Facebook Speaks Out On Why It Banned Ashburg And His ‘Yellow’ Colleagues

Facebook Speaks Out On Why It Banned Ashburg And His ‘Yellow’ Colleagues

Those who have been wondering why Mark Zuckerberg’s men banned blogger Ashburg Katto, Full Figure, Olaxess Isma and other yellow bus passengers from Facebook, you got served finally.

Facebook claims that it’s no-nonsense men swung into action and eliminated Ashburg and his other ‘yellow colleagues’ because they have been seeking to manipulate public debate ahead of elections Thursday, the internet giant said Monday.

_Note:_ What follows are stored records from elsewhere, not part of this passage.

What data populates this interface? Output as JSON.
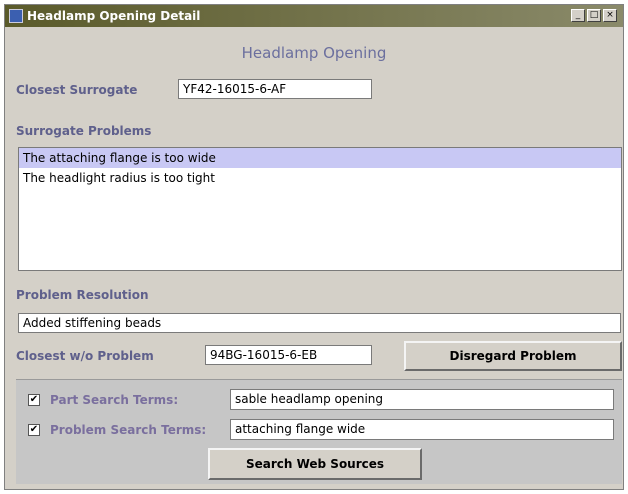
{
  "window": {
    "title": "Headlamp Opening Detail"
  },
  "titlebar_buttons": {
    "minimize": "_",
    "maximize": "□",
    "close": "×"
  },
  "heading": "Headlamp Opening",
  "closest_surrogate": {
    "label": "Closest Surrogate",
    "value": "YF42-16015-6-AF"
  },
  "surrogate_problems": {
    "label": "Surrogate Problems",
    "items": [
      "The attaching flange is too wide",
      "The headlight radius is too tight"
    ]
  },
  "problem_resolution": {
    "label": "Problem Resolution",
    "value": "Added stiffening beads"
  },
  "closest_wo_problem": {
    "label": "Closest w/o Problem",
    "value": "94BG-16015-6-EB"
  },
  "disregard_button": "Disregard Problem",
  "search": {
    "part_terms": {
      "label": "Part Search Terms:",
      "value": "sable headlamp opening",
      "checked": true
    },
    "problem_terms": {
      "label": "Problem Search Terms:",
      "value": "attaching flange wide",
      "checked": true
    },
    "check_glyph": "✔",
    "button": "Search Web Sources"
  }
}
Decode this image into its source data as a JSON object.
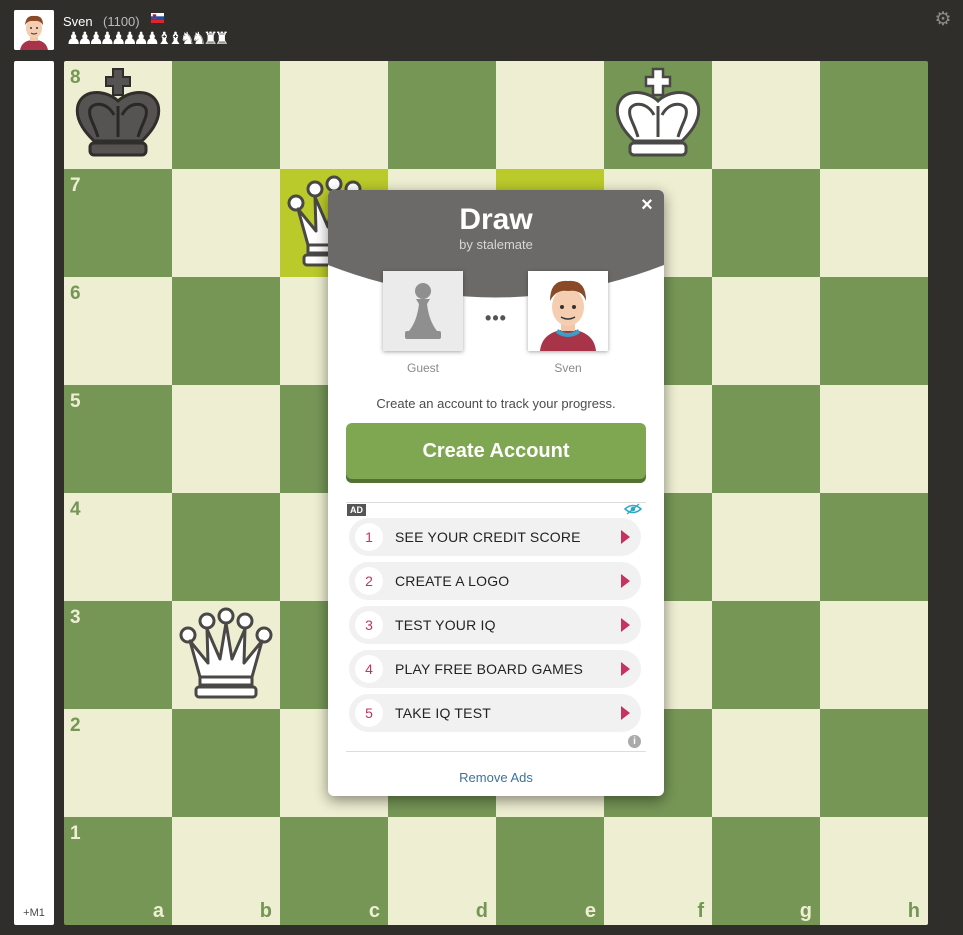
{
  "player": {
    "name": "Sven",
    "rating": "(1100)",
    "flag": "slovenia-flag",
    "captured": "♟♟♟♟♟♟♟♟ ♝♝ ♞♞ ♜♜"
  },
  "eval": {
    "text": "+M1"
  },
  "board": {
    "ranks": [
      "8",
      "7",
      "6",
      "5",
      "4",
      "3",
      "2",
      "1"
    ],
    "files": [
      "a",
      "b",
      "c",
      "d",
      "e",
      "f",
      "g",
      "h"
    ],
    "last_move": [
      "c7",
      "e7"
    ],
    "pieces": [
      {
        "square": "a8",
        "piece": "black-king"
      },
      {
        "square": "f8",
        "piece": "white-king"
      },
      {
        "square": "c7",
        "piece": "white-queen"
      },
      {
        "square": "b3",
        "piece": "white-queen"
      }
    ]
  },
  "colors": {
    "light": "#eeeed2",
    "dark": "#769656",
    "accent_green": "#7fa650",
    "ad_accent": "#c6335e",
    "modal_header": "#6b6a68"
  },
  "modal": {
    "title": "Draw",
    "subtitle": "by stalemate",
    "close": "×",
    "players": [
      {
        "name": "Guest",
        "avatar": "pawn-avatar"
      },
      {
        "name": "Sven",
        "avatar": "cartoon-man-avatar"
      }
    ],
    "vs": "•••",
    "message": "Create an account to track your progress.",
    "cta": "Create Account",
    "ad": {
      "badge": "AD",
      "items": [
        {
          "num": "1",
          "label": "SEE YOUR CREDIT SCORE"
        },
        {
          "num": "2",
          "label": "CREATE A LOGO"
        },
        {
          "num": "3",
          "label": "TEST YOUR IQ"
        },
        {
          "num": "4",
          "label": "PLAY FREE BOARD GAMES"
        },
        {
          "num": "5",
          "label": "TAKE IQ TEST"
        }
      ],
      "info": "i"
    },
    "remove_ads": "Remove Ads"
  }
}
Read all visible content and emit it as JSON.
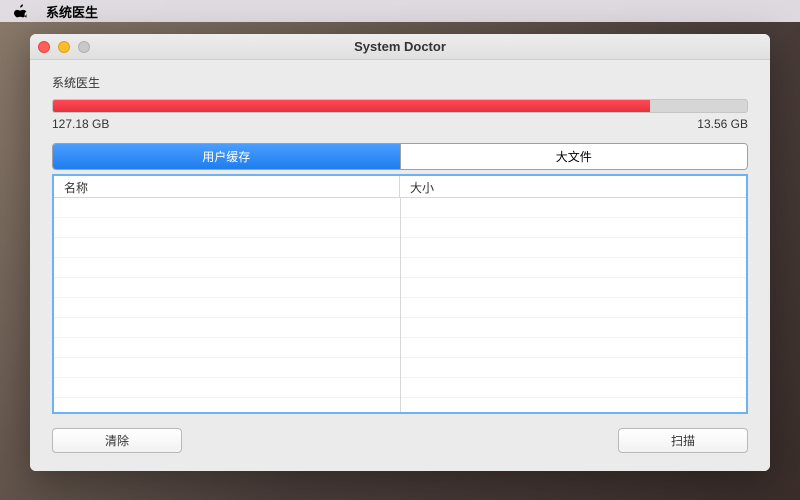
{
  "menubar": {
    "app_name": "系统医生"
  },
  "window": {
    "title": "System Doctor"
  },
  "storage": {
    "section_label": "系统医生",
    "used_label": "127.18 GB",
    "free_label": "13.56 GB",
    "used_percent": 86
  },
  "tabs": {
    "user_cache": "用户缓存",
    "large_files": "大文件"
  },
  "table": {
    "columns": {
      "name": "名称",
      "size": "大小"
    }
  },
  "buttons": {
    "clear": "清除",
    "scan": "扫描"
  }
}
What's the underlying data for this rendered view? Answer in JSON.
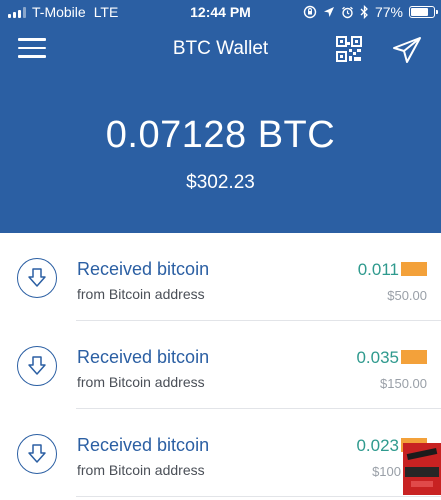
{
  "status_bar": {
    "carrier": "T-Mobile",
    "network": "LTE",
    "time": "12:44 PM",
    "battery": "77%",
    "battery_level": 0.77
  },
  "nav": {
    "title": "BTC Wallet"
  },
  "balance": {
    "crypto": "0.07128 BTC",
    "fiat": "$302.23"
  },
  "transactions": [
    {
      "title": "Received bitcoin",
      "subtitle": "from Bitcoin address",
      "amount": "0.011",
      "fiat": "$50.00"
    },
    {
      "title": "Received bitcoin",
      "subtitle": "from Bitcoin address",
      "amount": "0.035",
      "fiat": "$150.00"
    },
    {
      "title": "Received bitcoin",
      "subtitle": "from Bitcoin address",
      "amount": "0.023",
      "fiat": "$100"
    }
  ],
  "colors": {
    "brand_blue": "#2b5fa3",
    "amount_green": "#2f9a8e",
    "redaction_orange": "#f3a13a"
  },
  "icons": [
    "menu-icon",
    "qr-code-icon",
    "send-icon",
    "receive-arrow-icon",
    "signal-icon",
    "location-icon",
    "alarm-icon",
    "bluetooth-icon",
    "battery-icon",
    "orientation-lock-icon"
  ]
}
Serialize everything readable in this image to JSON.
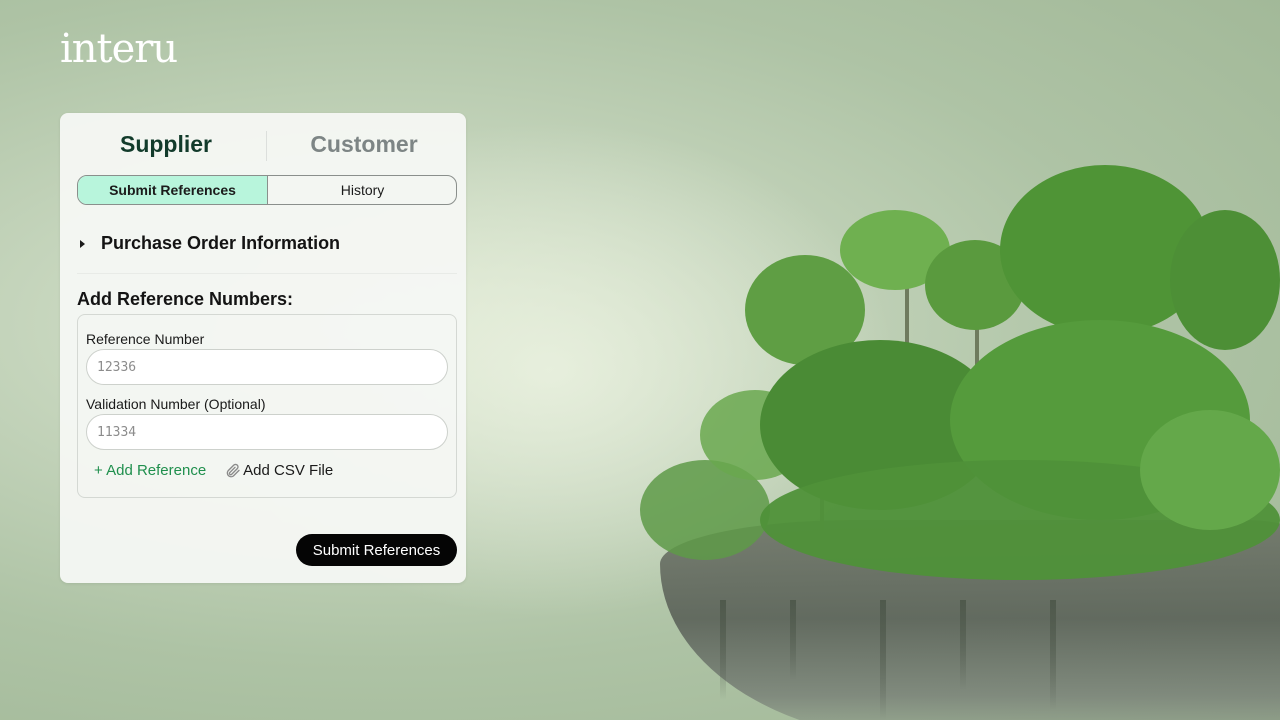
{
  "brand": {
    "logo_text": "interu"
  },
  "roles": {
    "supplier": "Supplier",
    "customer": "Customer"
  },
  "subtabs": {
    "submit": "Submit References",
    "history": "History"
  },
  "sections": {
    "purchase_order": "Purchase Order Information"
  },
  "form": {
    "title": "Add Reference Numbers:",
    "reference_label": "Reference Number",
    "reference_placeholder": "12336",
    "validation_label": "Validation Number (Optional)",
    "validation_placeholder": "11334",
    "add_reference": "+ Add Reference",
    "add_csv": "Add CSV File",
    "submit": "Submit References"
  },
  "colors": {
    "accent_tab": "#b8f5dc",
    "add_link": "#1f8f4d",
    "active_role": "#123b2b",
    "submit_bg": "#050505"
  }
}
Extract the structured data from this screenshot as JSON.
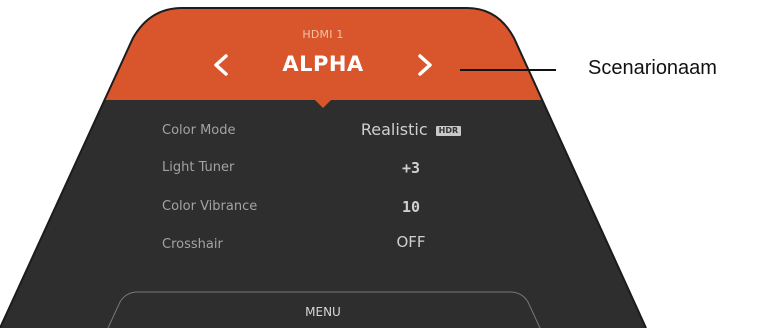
{
  "header": {
    "input_source": "HDMI 1",
    "preset_name": "ALPHA",
    "prev_icon": "chevron-left-icon",
    "next_icon": "chevron-right-icon"
  },
  "settings": [
    {
      "label": "Color Mode",
      "value": "Realistic",
      "badge": "HDR"
    },
    {
      "label": "Light Tuner",
      "value": "+3"
    },
    {
      "label": "Color Vibrance",
      "value": "10"
    },
    {
      "label": "Crosshair",
      "value": "OFF"
    }
  ],
  "footer": {
    "menu_label": "MENU"
  },
  "callout": {
    "text": "Scenarionaam"
  },
  "colors": {
    "header": "#d9562d",
    "body": "#2e2e2e",
    "outline": "#1c1c1c",
    "text_label": "#a3a3a3",
    "text_value": "#cfcfcf"
  }
}
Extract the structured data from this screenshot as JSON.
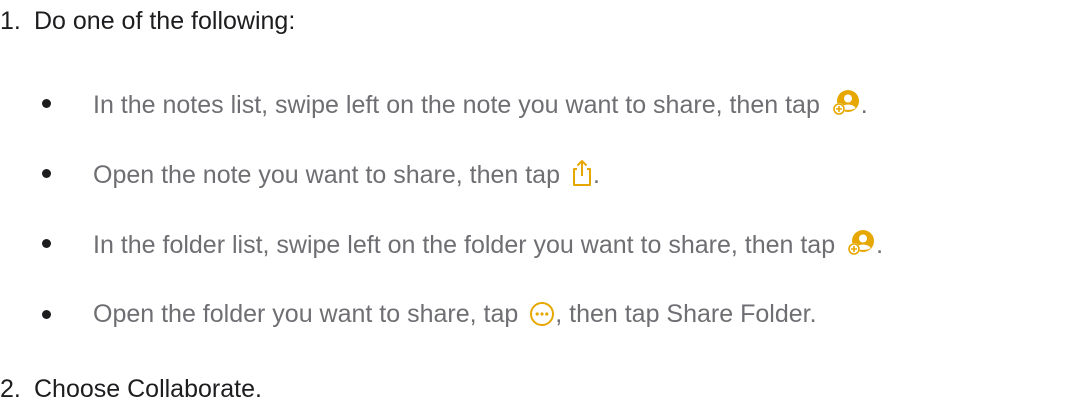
{
  "steps": [
    {
      "number": "1.",
      "text": "Do one of the following:",
      "bullets": [
        {
          "before": "In the notes list, swipe left on the note you want to share, then tap",
          "icon": "add-person-icon",
          "after": "."
        },
        {
          "before": "Open the note you want to share, then tap",
          "icon": "share-icon",
          "after": "."
        },
        {
          "before": "In the folder list, swipe left on the folder you want to share, then tap",
          "icon": "add-person-icon",
          "after": "."
        },
        {
          "before": "Open the folder you want to share, tap",
          "icon": "more-icon",
          "after": ", then tap Share Folder."
        }
      ]
    },
    {
      "number": "2.",
      "text": "Choose Collaborate."
    }
  ],
  "colors": {
    "text": "#1d1d1f",
    "bullet_text": "#6e6e73",
    "icon_accent": "#e6a700"
  }
}
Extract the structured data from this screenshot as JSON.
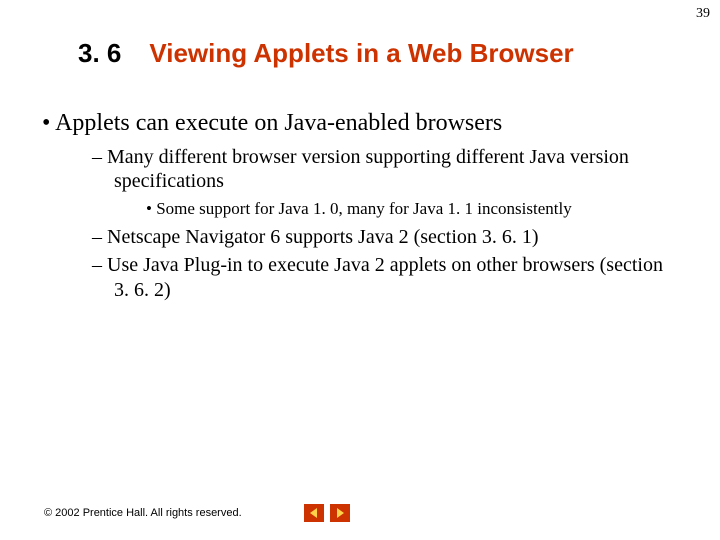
{
  "page_number": "39",
  "header": {
    "section_number": "3. 6",
    "title": "Viewing Applets in a Web Browser"
  },
  "bullets": {
    "l1_0": "Applets can execute on Java-enabled browsers",
    "l2_0": "Many different browser version supporting different Java version specifications",
    "l3_0": "Some support for Java 1. 0, many for Java 1. 1 inconsistently",
    "l2_1": "Netscape Navigator 6 supports Java 2 (section 3. 6. 1)",
    "l2_2": "Use Java Plug-in to execute Java 2 applets on other browsers (section 3. 6. 2)"
  },
  "footer": {
    "copyright": "© 2002 Prentice Hall. All rights reserved."
  },
  "colors": {
    "accent": "#cc3300"
  }
}
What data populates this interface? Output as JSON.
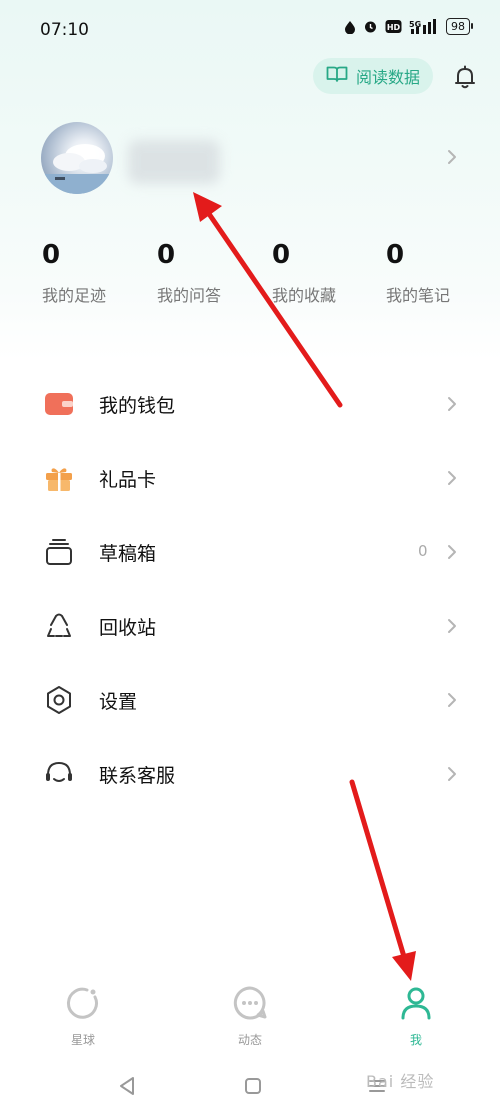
{
  "status_bar": {
    "time": "07:10",
    "network": "5G",
    "hd": "HD",
    "battery": "98"
  },
  "header": {
    "read_data_label": "阅读数据"
  },
  "profile": {
    "username": ""
  },
  "stats": [
    {
      "value": "0",
      "label": "我的足迹"
    },
    {
      "value": "0",
      "label": "我的问答"
    },
    {
      "value": "0",
      "label": "我的收藏"
    },
    {
      "value": "0",
      "label": "我的笔记"
    }
  ],
  "menu": [
    {
      "label": "我的钱包",
      "icon": "wallet-icon",
      "value": ""
    },
    {
      "label": "礼品卡",
      "icon": "gift-icon",
      "value": ""
    },
    {
      "label": "草稿箱",
      "icon": "drafts-icon",
      "value": "0"
    },
    {
      "label": "回收站",
      "icon": "recycle-icon",
      "value": ""
    },
    {
      "label": "设置",
      "icon": "settings-icon",
      "value": ""
    },
    {
      "label": "联系客服",
      "icon": "headset-icon",
      "value": ""
    }
  ],
  "tabs": [
    {
      "label": "星球",
      "icon": "planet-icon",
      "active": false
    },
    {
      "label": "动态",
      "icon": "chat-icon",
      "active": false
    },
    {
      "label": "我",
      "icon": "person-icon",
      "active": true
    }
  ],
  "watermark": "Bai 经验",
  "colors": {
    "accent": "#2eb894",
    "accent_bg": "#d9f3ec",
    "arrow": "#e31b1b",
    "wallet": "#f0705a",
    "gift": "#f3a04b"
  }
}
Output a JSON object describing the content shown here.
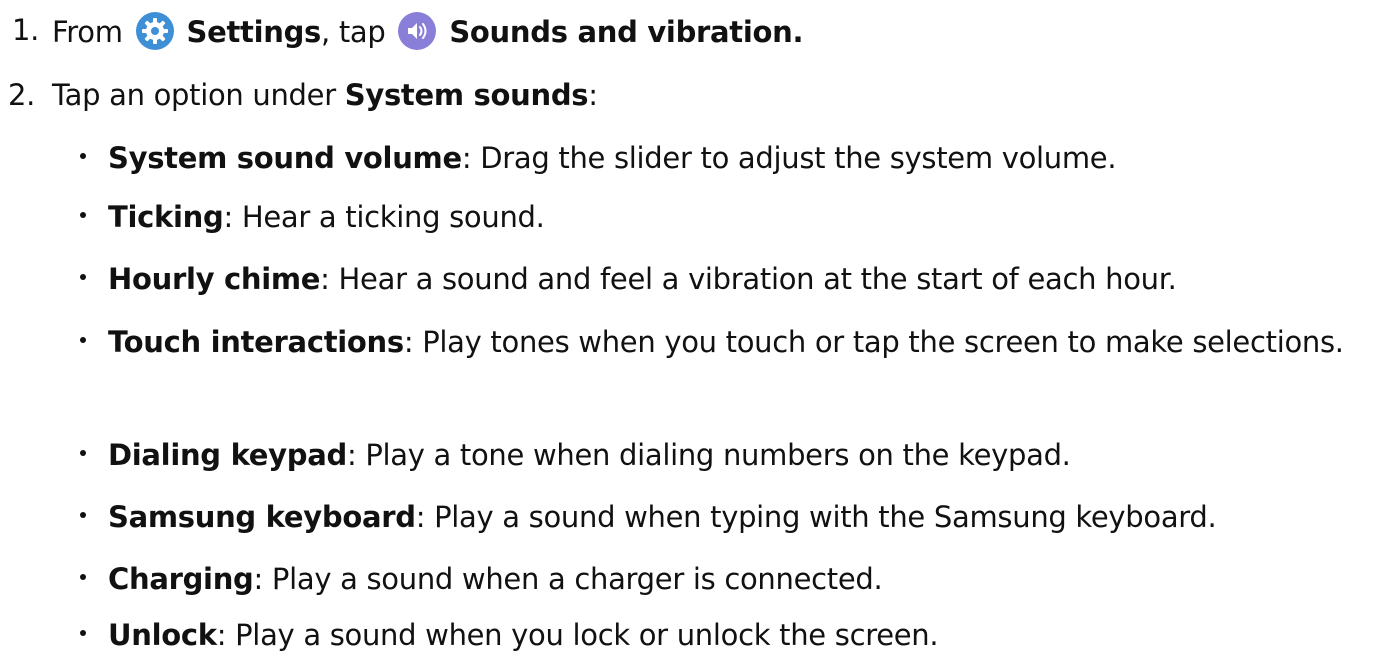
{
  "step1": {
    "number": "1.",
    "from_text": "From",
    "settings_label": "Settings",
    "tap_text": ", tap",
    "sounds_label": "Sounds and vibration.",
    "settings_icon": "gear-icon",
    "sounds_icon": "speaker-icon",
    "settings_icon_color": "#3f8fd6",
    "sounds_icon_color": "#8a7fd8"
  },
  "step2": {
    "number": "2.",
    "text": "Tap an option under ",
    "bold": "System sounds",
    "colon": ":"
  },
  "options": [
    {
      "term": "System sound volume",
      "desc": ": Drag the slider to adjust the system volume."
    },
    {
      "term": "Ticking",
      "desc": ": Hear a ticking sound."
    },
    {
      "term": "Hourly chime",
      "desc": ": Hear a sound and feel a vibration at the start of each hour."
    },
    {
      "term": "Touch interactions",
      "desc": ": Play tones when you touch or tap the screen to make selections."
    },
    {
      "term": "Dialing keypad",
      "desc": ": Play a tone when dialing numbers on the keypad."
    },
    {
      "term": "Samsung keyboard",
      "desc": ": Play a sound when typing with the Samsung keyboard."
    },
    {
      "term": "Charging",
      "desc": ": Play a sound when a charger is connected."
    },
    {
      "term": "Unlock",
      "desc": ": Play a sound when you lock or unlock the screen."
    }
  ]
}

This month, we removed a network of accounts and pages in Uganda that engaged in CIB (Coordinated Inauthentic Behaviour) to target public debate ahead of the election,” Facebook’s head of communication for sub-Saharan Africa, Kezia Anim-Addo, said in an email.

“They used fake and duplicate accounts to manage pages, comment on other people’s content, impersonate users, re-share posts in groups to make them appear more popular than they were.”

Anim-Addo said the network was linked to the government ministry of information and communications technology.

“Given the impending election in Uganda, we moved quickly to investigate and take down this network.”

Sevo’s senior press secretary Don Wanyama, who saw both his Facebook and Instagram account shut down, accused the company of seeking to influence the election.

“Shame on the foreign forces that think they can aid and plant a puppet leadership on Uganda by disabling online accounts of (ruling party) NRM supporters,” he said on Twitter.

“You won’t take away President Kaguta Museveni” he added, using the president’s second name.

Sevo’s online account is still active but many government officials and members of the ruling party have seen their pages taken down, including a well-known blogger and Museveni supporter, a prominent doctor and a senior official in the information ministry.

The president has long accused foreign organisations and elements of backing Bobi Wine in a bid to remove his government.

Anim-Addo said over 100 such networks seeking to manipulate public debate have been removed worldwide since 2017.